Basic Composition's curriculum is constructed on the premise, taken from experience and years of data, that critical reading is a foundational component of success not only in Expository Writing but in all work at the university. To that end, Basic Composition provides a unique opportunity for the gradual development of careful and sophisticated reading skills alongside the work of writing analytic essays. Just as writing itself is done in several genres (science fiction, horror, romance, text messages, college essays, and so on), so too is reading. We read all the time, whether on phones, in books, or on university course-listing websites, but we may not always know the conventions of reading in a particular genre. This course is built to hone and deepen your ability to read and reflect in the particular genre of academic and scholarly writing.

With a series of eight contemporary non-fiction readings as selected by your instructor, you will take a total of twelve reading quizzes in this class.
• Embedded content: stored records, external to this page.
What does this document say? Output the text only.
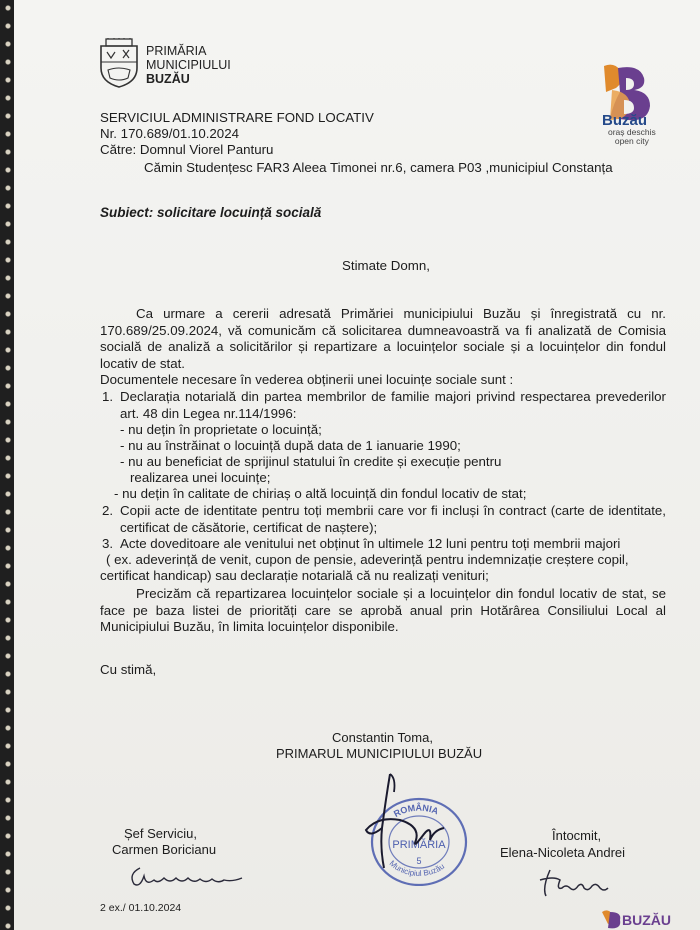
PRIMĂRIA
MUNICIPIULUI
BUZĂU
Buzău
oraș deschis
open city
SERVICIUL ADMINISTRARE FOND LOCATIV
Nr. 170.689/01.10.2024
Către: Domnul Viorel Panturu
Cămin Studențesc FAR3 Aleea Timonei nr.6, camera P03 ,municipiul Constanța
Subiect: solicitare locuință socială
Stimate Domn,
Ca urmare a cererii adresată Primăriei municipiului Buzău și înregistrată cu nr. 170.689/25.09.2024, vă comunicăm că solicitarea dumneavoastră va fi analizată de Comisia socială de analiză a solicitărilor și repartizare a locuințelor sociale și a locuințelor din fondul locativ de stat.
Documentele necesare în vederea obținerii unei locuințe sociale sunt :
1. Declarația notarială din partea membrilor de familie majori privind respectarea prevederilor art. 48 din Legea nr.114/1996:
- nu dețin în proprietate o locuință;
- nu au înstrăinat o locuință după data de 1 ianuarie 1990;
- nu au beneficiat de sprijinul statului în credite și execuție pentru
realizarea unei locuințe;
- nu dețin în calitate de chiriaș o altă locuință din fondul locativ de stat;
2. Copii acte de identitate pentru toți membrii care vor fi incluși în contract (carte de identitate, certificat de căsătorie, certificat de naștere);
3. Acte doveditoare ale venitului net obținut în ultimele 12 luni pentru toți membrii majori
( ex. adeverință de venit, cupon de pensie, adeverință pentru indemnizație creștere copil,
certificat handicap) sau declarație notarială că nu realizați venituri;
Precizăm că repartizarea locuințelor sociale și a locuințelor din fondul locativ de stat, se face pe baza listei de priorități care se aprobă anual prin Hotărârea Consiliului Local al Municipiului Buzău, în limita locuințelor disponibile.
Cu stimă,
Constantin Toma,
PRIMARUL MUNICIPIULUI BUZĂU
ROMÂNIA
Municipiul Buzău
PRIMĂRIA
5
Șef Serviciu,
Carmen Boricianu
Întocmit,
Elena-Nicoleta Andrei
2 ex./ 01.10.2024
BUZĂU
We think of these quizzes less as assessment tools than as guides for further and richer discussion about the texts, with questions leading toward new uses of evidence and new engagements with complex contemporary issues. Once each reading pair is complete, you'll be asked to write an analytic essay exploring some of those complexities and contributing your own voice and view to the conversation. By the conclusion of the term, through four analytic essays, you will have developed of writing portfolio of roughly 18-20 pages. 

Our short term goal as Basic Composition instructors is to send you into Expository Writing with a distinct advantage. Our longer term, and much more significant, goal is to instill the belief that you as a student at Rutgers have the tools to engage with complex contemporary issues and the background, expertise, and sophistication to contribute meaningfully to discussions of those issues.

Dropping Basic Composition is not possible without an advising dean's permission. If a medical or personal emergency is preventing you from attending to your course work, please contact the Dean of Students office for help with documenting your emergency and for support in navigating all of your courses this semester.